Alain Boubil and Claude-Michel Schönberg’s epic musical Miss Saigon was originally inspired by a single photograph. A distressed young child in Saigon was being taken away from her mother to join her ex-GI father in America. The pain is evident, as the mother gives up her child in order for her daughter to live a better life than what she can offer in Vietnam. It is the brutal reality of war: the impact upon the survivors, the aftermath in the wake of the extensive destruction, not only of the landscape, but upon the lives of the survivors.
Miss Saigon first premiered in 1989, opening in London’s West End and then made its Broadway debut in 1991. The Australian premiere was a Sydney-only season in 1995, with a return, multi-city season in 2008. Fifteen years later, Miss Saigon has returned to Her Majesty’s Theatre in Melbourne’s East End Theatre District in an outstanding, lavish new production by Opera Australia and Cameron Mackintosh.
From the moment the audience enters Her Majesty’s Theatre, the scale of this production is evident, with the incredible set extending beyond the stage and cleverly hiding any speakers, creating a very intimate presence. This grand scale of excellence and attention to detail continues through every aspect of this production. An impressive sound design by Mick Potter not only ensures every note is heard, but in combination with the lighting design by Bruno Poet, creates a very realistic sense of a helicopter flying over the audience.
Alain Boubil and Claude-Michel Schönberg’s extraordinary score is expertly brought to life under the musical supervision of Guy Simpon and musical direction of Laura Tipokil superbly performed by Orchestra Victoria. A large ensemble deliver an outstanding performance throughout the show.
Seann Miley Moore is a revelation as the Engineer, completing transforming this character into their own unique interpretation. Moore brings a cheeky campness that makes the Engineer likeable enough that it makes Kim’s decision to place her trust in him plausible, but with sufficient restraint to maintain the narcissism. Moore brings an incredible passion and energy to the role, and matches this with powerful vocals and has set a new standard for this character.
Abigail Adriano is stunning in her professional leading debut in the role of Kim. From the opening scene she is utterly convincing as a young 17 year old victim of war atrocities; vulnerable and frightened. As the story unfolds Adriano’s performance transforms as Kim falls in love and becomes a fiercely devoted and protective mother. Ultimately, Miss Saigon is Kim’s story.
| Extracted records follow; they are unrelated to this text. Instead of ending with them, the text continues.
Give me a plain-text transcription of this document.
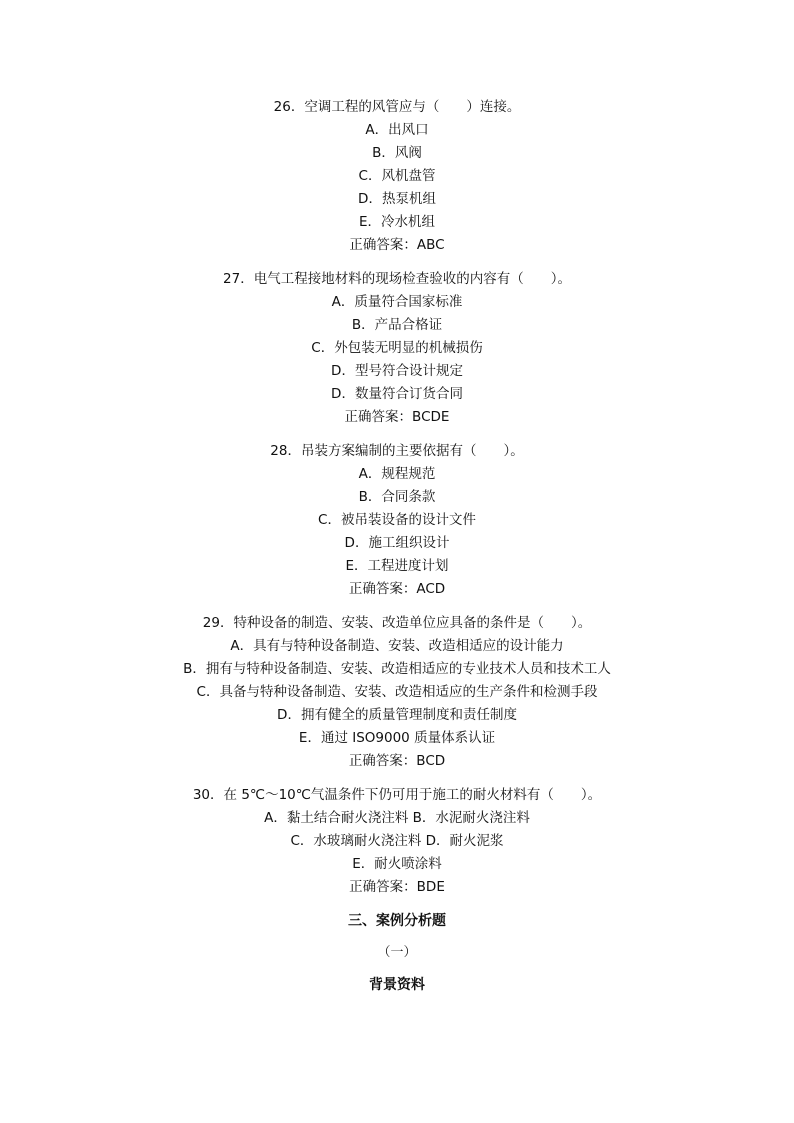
26．空调工程的风管应与（　　）连接。
A．出风口
B．风阀
C．风机盘管
D．热泵机组
E．冷水机组
正确答案：ABC
27．电气工程接地材料的现场检查验收的内容有（　　）。
A．质量符合国家标准
B．产品合格证
C．外包装无明显的机械损伤
D．型号符合设计规定
D．数量符合订货合同
正确答案：BCDE
28．吊装方案编制的主要依据有（　　）。
A．规程规范
B．合同条款
C．被吊装设备的设计文件
D．施工组织设计
E．工程进度计划
正确答案：ACD
29．特种设备的制造、安装、改造单位应具备的条件是（　　）。
A．具有与特种设备制造、安装、改造相适应的设计能力
B．拥有与特种设备制造、安装、改造相适应的专业技术人员和技术工人
C．具备与特种设备制造、安装、改造相适应的生产条件和检测手段
D．拥有健全的质量管理制度和责任制度
E．通过 ISO9000 质量体系认证
正确答案：BCD
30．在 5℃～10℃气温条件下仍可用于施工的耐火材料有（　　）。
A．黏土结合耐火浇注料 B．水泥耐火浇注料
C．水玻璃耐火浇注料 D．耐火泥浆
E．耐火喷涂料
正确答案：BDE
三、案例分析题
（一）
背景资料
The role of Tam is shared by eight talented young children, with young Archer Wang wowing the opening night audience.
Nigel Huckle shares a believable onstage chemistry with Adriano. Huckle is warm and charming, and portrays the conflict of his complicated love-triangle with sensitivity.
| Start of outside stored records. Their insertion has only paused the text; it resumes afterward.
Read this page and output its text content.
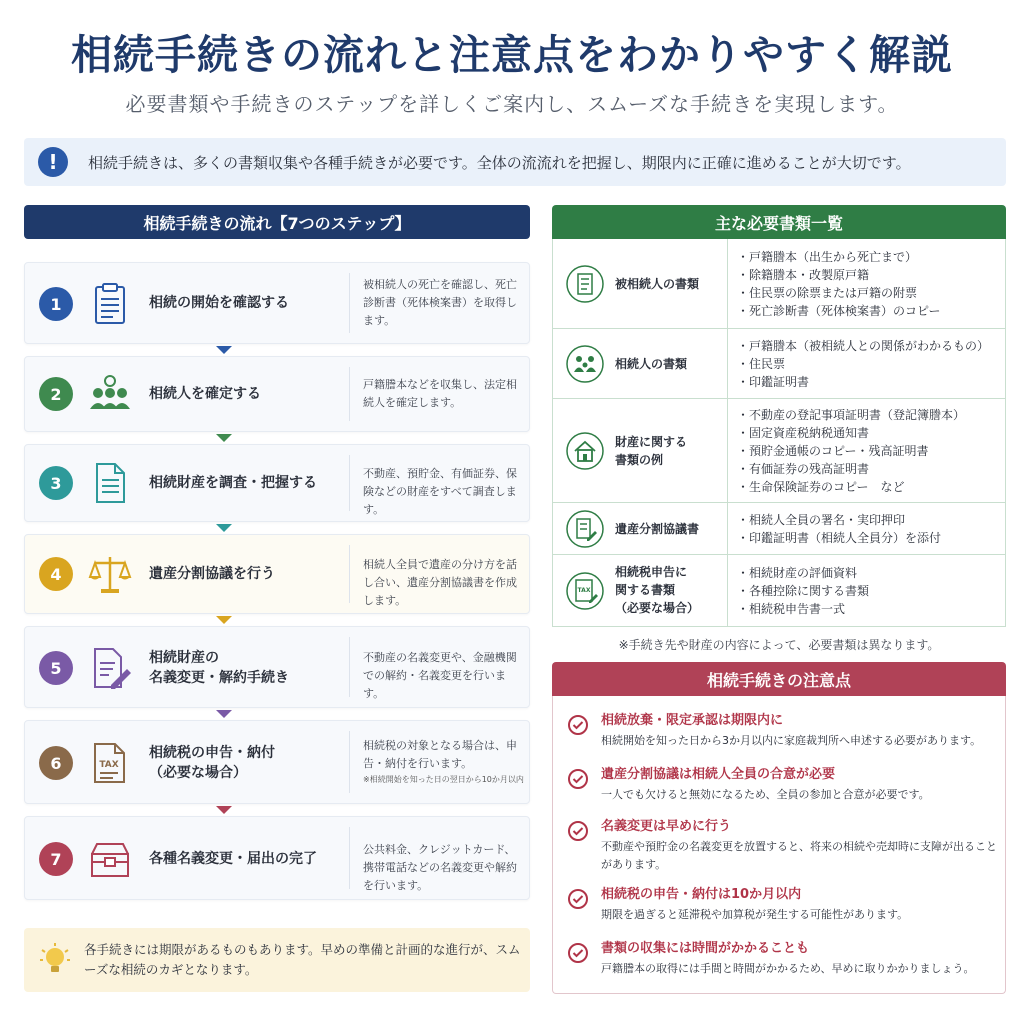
相続手続きの流れと注意点をわかりやすく解説
必要書類や手続きのステップを詳しくご案内し、スムーズな手続きを実現します。
!	相続手続きは、多くの書類収集や各種手続きが必要です。全体の流流れを把握し、期限内に正確に進めることが大切です。
相続手続きの流れ【7つのステップ】
1	相続の開始を確認する
被相続人の死亡を確認し、死亡診断書（死体検案書）を取得します。
2	相続人を確定する
戸籍謄本などを収集し、法定相続人を確定します。
3	相続財産を調査・把握する
不動産、預貯金、有価証券、保険などの財産をすべて調査します。
4	遺産分割協議を行う
相続人全員で遺産の分け方を話し合い、遺産分割協議書を作成します。
5
相続財産の
名義変更・解約手続き
不動産の名義変更や、金融機関での解約・名義変更を行います。
6	TAX
相続税の申告・納付
（必要な場合）
相続税の対象となる場合は、申告・納付を行います。
※相続開始を知った日の翌日から10か月以内
7	各種名義変更・届出の完了
公共料金、クレジットカード、携帯電話などの名義変更や解約を行います。
各手続きには期限があるものもあります。早めの準備と計画的な進行が、スムーズな相続のカギとなります。
主な必要書類一覧
被相続人の書類
・戸籍謄本（出生から死亡まで）
・除籍謄本・改製原戸籍
・住民票の除票または戸籍の附票
・死亡診断書（死体検案書）のコピー
相続人の書類
・戸籍謄本（被相続人との関係がわかるもの）
・住民票
・印鑑証明書
財産に関する
書類の例
・不動産の登記事項証明書（登記簿謄本）
・固定資産税納税通知書
・預貯金通帳のコピー・残高証明書
・有価証券の残高証明書
・生命保険証券のコピー　など
遺産分割協議書
・相続人全員の署名・実印押印
・印鑑証明書（相続人全員分）を添付
TAX
相続税申告に
関する書類
（必要な場合）
・相続財産の評価資料
・各種控除に関する書類
・相続税申告書一式
※手続き先や財産の内容によって、必要書類は異なります。
相続手続きの注意点
相続放棄・限定承認は期限内に
相続開始を知った日から3か月以内に家庭裁判所へ申述する必要があります。
遺産分割協議は相続人全員の合意が必要
一人でも欠けると無効になるため、全員の参加と合意が必要です。
名義変更は早めに行う
不動産や預貯金の名義変更を放置すると、将来の相続や売却時に支障が出ることがあります。
相続税の申告・納付は10か月以内
期限を過ぎると延滞税や加算税が発生する可能性があります。
書類の収集には時間がかかることも
戸籍謄本の取得には手間と時間がかかるため、早めに取りかかりましょう。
Kerrie Anne Greenland brings an incredible maturity to her portrayal of Ellen.
Nick Afoa is outstanding as John, and his heartfelt rendition of ‘Bui Doi’ is a show highlight.
Laurence Mossman delivers a strong and confident performance as the somewhat villain of the story, Thuy.
Kimberley Hodgson shines as Gigi, delivering a heartfelt performance of ‘The Movie In My Mind’.
With the current conflicts in various parts of the world, including Ukraine, Israel and Gaza, the story of Miss Saigon feels more relevant than ever. While others around me wept, I felt angry. Angry at the exploitation of these women, angry at the unnecessary loss of civilian lives, angry at the treatment of these ‘Bui Doi’ children, and then wondering if any of these fractured families were ever reunited. And isn’t that what quality theatre does? It does not simply entertain, but rather it provokes a deep response. It causes us to think. It makes us question. It draws parallels to current world events. And hopefully, it motivates us to make changes. And then … I wept.
This is Miss Saigon at its very best.
Miss Saigon is now playing at Her Majesty’s Theatre in Melbourne’s East End Theatre District for a strictly limited season.